NLRB Officials Snub Workers’ Unanimous Petition, Demand Union Bargaining
With free legal aid from the National Right to Work Legal Defense Foundation, Halkias submitted a decertification petition to Region 13 of the National Labor Relations Board (NLRB), signed by every member of his unit, to remove IKORCC union officials from their workplace.
Despite unanimous agreement by the unit’s workers to hold a vote to oust IKORCC bosses, NLRB Region 13 officials rejected the decertification petition. The Regional Director is demanding that the Indiana employer bargain with IKORCC, even though none of its employees want the union to “represent” them.
Union Bosses Won’t Give Up Monopoly Bargaining Power over Non-members
So far union officials have stymied the vote through “blocking charges,” unfair labor practice charges filed by union lawyers that, before they are resolved, prevent a vote from taking place. Union officials claim the vote cannot proceed until the company negotiates “in good faith” with the union.
That demand comes even though federal law makes it illegal for an employer to engage in bargaining with a union that it knows lacks the support of at least a bare majority of workers. The NLRB regional official’s order dismissing the employees’ petition did not even acknowledge that every employee in Mr. Halkias’ bargaining unit has shown a desire to be independent from the union by resigning union membership and asking for a decertification vote.

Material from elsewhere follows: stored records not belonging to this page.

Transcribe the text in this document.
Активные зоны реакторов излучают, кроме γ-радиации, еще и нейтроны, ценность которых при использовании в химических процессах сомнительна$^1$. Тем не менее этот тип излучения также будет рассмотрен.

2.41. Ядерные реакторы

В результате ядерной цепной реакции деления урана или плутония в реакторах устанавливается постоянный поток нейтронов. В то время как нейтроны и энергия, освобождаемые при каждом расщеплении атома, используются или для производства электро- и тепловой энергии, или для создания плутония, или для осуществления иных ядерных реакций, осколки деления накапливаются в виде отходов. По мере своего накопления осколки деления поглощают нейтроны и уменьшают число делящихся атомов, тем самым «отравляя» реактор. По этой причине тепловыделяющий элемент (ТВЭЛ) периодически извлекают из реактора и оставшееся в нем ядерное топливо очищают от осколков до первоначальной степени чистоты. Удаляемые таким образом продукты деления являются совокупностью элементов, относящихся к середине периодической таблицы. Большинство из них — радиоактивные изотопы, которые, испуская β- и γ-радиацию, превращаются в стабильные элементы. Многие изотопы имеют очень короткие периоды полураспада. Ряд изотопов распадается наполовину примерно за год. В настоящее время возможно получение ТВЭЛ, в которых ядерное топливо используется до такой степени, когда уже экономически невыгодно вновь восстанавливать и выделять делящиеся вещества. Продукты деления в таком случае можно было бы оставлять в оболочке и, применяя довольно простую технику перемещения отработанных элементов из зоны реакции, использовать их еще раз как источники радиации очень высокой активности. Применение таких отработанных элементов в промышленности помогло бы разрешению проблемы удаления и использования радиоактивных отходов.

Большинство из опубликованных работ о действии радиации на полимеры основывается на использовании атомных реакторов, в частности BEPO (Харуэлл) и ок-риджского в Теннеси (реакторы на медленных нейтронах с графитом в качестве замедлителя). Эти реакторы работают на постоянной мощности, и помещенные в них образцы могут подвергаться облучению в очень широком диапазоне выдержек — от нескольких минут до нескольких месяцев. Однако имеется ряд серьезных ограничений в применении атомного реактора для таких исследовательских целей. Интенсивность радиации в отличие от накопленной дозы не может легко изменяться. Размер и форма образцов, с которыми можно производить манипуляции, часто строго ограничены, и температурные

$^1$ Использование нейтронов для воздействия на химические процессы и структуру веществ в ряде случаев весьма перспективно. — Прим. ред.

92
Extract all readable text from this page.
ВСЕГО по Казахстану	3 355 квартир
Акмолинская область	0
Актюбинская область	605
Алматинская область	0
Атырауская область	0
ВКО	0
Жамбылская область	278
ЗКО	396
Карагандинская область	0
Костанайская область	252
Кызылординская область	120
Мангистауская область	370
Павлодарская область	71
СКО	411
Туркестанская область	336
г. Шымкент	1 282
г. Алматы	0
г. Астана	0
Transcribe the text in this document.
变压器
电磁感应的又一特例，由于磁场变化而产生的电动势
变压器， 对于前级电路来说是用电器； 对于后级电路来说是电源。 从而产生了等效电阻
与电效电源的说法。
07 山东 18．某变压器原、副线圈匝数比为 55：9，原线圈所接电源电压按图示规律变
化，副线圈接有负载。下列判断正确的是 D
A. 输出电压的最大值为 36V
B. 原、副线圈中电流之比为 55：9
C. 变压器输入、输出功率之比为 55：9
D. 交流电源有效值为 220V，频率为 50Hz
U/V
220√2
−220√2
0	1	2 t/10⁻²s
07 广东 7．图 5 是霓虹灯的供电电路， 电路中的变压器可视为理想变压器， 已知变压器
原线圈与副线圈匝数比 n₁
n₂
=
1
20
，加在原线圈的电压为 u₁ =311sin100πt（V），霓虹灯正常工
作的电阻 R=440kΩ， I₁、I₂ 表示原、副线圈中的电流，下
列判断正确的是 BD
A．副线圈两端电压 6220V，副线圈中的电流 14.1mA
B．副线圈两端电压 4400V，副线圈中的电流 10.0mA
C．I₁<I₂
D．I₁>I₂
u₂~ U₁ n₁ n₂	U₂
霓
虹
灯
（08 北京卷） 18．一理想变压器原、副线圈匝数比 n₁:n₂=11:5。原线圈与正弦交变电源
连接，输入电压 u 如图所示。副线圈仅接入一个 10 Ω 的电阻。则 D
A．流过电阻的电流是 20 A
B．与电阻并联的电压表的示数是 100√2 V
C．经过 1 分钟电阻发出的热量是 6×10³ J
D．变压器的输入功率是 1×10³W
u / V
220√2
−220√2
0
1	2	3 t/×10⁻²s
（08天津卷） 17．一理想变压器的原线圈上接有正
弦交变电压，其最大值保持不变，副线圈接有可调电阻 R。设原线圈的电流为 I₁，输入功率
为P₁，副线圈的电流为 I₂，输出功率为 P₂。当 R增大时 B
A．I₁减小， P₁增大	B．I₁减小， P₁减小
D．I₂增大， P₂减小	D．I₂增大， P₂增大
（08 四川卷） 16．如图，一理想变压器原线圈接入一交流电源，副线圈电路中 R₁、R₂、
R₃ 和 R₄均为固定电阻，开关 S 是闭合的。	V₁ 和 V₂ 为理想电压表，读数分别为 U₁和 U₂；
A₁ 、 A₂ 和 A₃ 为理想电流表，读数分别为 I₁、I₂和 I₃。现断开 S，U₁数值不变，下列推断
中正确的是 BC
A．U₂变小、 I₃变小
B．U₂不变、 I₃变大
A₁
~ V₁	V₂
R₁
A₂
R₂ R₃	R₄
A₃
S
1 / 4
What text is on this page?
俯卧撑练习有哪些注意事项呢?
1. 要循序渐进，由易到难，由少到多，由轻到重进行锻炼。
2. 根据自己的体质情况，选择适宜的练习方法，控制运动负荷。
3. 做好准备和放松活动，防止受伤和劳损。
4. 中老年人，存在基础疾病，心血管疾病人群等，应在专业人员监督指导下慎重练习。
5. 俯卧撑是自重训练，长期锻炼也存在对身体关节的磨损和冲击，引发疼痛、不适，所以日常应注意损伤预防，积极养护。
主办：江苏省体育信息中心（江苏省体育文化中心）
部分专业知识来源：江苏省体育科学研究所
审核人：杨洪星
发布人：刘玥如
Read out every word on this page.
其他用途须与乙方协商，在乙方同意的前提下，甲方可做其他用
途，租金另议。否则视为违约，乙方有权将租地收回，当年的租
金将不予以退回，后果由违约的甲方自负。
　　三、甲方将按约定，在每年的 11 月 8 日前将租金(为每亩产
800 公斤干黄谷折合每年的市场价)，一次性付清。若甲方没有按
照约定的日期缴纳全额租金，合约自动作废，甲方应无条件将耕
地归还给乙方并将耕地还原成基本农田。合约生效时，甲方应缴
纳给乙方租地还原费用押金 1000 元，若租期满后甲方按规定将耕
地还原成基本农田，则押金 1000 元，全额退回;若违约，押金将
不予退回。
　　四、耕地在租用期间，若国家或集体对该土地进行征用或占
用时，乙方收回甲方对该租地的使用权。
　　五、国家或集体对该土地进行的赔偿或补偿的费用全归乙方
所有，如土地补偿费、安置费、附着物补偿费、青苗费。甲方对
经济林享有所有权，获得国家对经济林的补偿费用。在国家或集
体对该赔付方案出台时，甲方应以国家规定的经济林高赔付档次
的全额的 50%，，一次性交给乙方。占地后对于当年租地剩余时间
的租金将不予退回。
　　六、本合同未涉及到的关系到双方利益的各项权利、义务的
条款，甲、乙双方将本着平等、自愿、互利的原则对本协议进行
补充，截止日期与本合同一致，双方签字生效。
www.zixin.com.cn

Foundation Attorneys Bring Fight to National Board
The Foundation staff attorneys who represent Halkias have appealed to the NLRB in Washington to overturn the rejection of the decertification petition and to allow the workers to vote so they can be rid of the union whose so-called “representation” they all oppose. “It is outrageous that in a workplace where every single worker wants nothing to do with a union, federal law still forces workers to accept the so-called ‘representation’ of union bosses,” said National Right to Work Foundation Vice President Patrick Semmens.
“The fact that this appeal is even necessary demonstrates how rigged federal law is against independent-minded workers who seek to exercise their right not to associate with a union.”
“This case is a reminder that, even in Right to Work states that protect workers from being forced to fund a union they don’t support, federal law still forces workers under union monopoly control even when those employees oppose the union and believe they would be better off without it.”